Patricio Guzman: The Power of Memory
The BFI (British Film Institute) has been running a retrospective (ends July 26) with films by Patricio Guzman, having ”Nostalgia for the Light” as the recent highlight of the Chilean master director. In an article to be read on the website of the BFI, critic Geoff Andrew writes:
A couple of years ago, at the Cannes Film Festival, I fell in love. The object of my affections was a film – Nostalgia for the Light (Nostalgia de la luz), by Patricio Guzmán, the exiled Chilean documentarist famous for the three-part 1970s epic The Battle of Chile (La batalla de Chile) – and my desire was to programme it in an extended run at BFI Southbank.
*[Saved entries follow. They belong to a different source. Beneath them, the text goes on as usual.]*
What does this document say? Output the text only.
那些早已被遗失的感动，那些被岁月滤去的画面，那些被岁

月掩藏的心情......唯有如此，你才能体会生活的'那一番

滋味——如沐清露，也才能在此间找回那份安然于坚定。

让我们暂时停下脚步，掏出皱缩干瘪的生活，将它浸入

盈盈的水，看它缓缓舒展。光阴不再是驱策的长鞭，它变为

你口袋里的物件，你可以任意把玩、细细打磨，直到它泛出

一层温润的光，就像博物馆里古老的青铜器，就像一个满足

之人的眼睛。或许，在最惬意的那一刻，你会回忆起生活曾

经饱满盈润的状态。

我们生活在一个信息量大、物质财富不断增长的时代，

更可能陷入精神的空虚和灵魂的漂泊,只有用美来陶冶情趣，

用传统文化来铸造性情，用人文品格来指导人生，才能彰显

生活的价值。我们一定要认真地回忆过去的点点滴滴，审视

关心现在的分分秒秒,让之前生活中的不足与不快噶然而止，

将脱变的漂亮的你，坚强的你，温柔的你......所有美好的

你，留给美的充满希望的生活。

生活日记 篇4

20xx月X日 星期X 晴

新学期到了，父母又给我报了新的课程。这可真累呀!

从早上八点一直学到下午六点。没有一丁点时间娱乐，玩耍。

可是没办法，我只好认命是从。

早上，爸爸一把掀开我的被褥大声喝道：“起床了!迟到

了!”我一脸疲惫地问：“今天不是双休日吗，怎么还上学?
It took a while, but my dream came true, thanks to the UK distributor New Wave Films; not only that, but we’re accompanying the run with a retrospective of Guzmán’s earlier work and welcoming the director on-stage for an interview with the season’s curator, Michael Chanan. What, you may ask, were the characteristics that gave rise to this love at first sight? My first response, admittedly somewhat predictably, would be ‘beauty’; visually, Nostalgia for the Light is quite wonderful to behold. But rest assured that its beauty is more than skin-deep; it is notable for its quiet, deeply compassionate humanity. Still, many films are beautiful, and I don’t fall in love with each and every one of them. The real reason for my ardour, I suspect, was the fact that the film stood out from the crowd, from its mysterious opening scene to its profoundly moving ending; in short, it immediately struck me as unique. That’s extremely rare in an artform as genre-oriented as the cinema. And what more could one possibly ask of a love-object?…
Guzman is often considered as a political filmmaker but in connection with the release of ”Nostalgia for the Light”, he writes: “I’m not a sociologist. Neither am I a politician. I make films that are metaphorical and poetic; I interpret reality through my own personal way of looking.”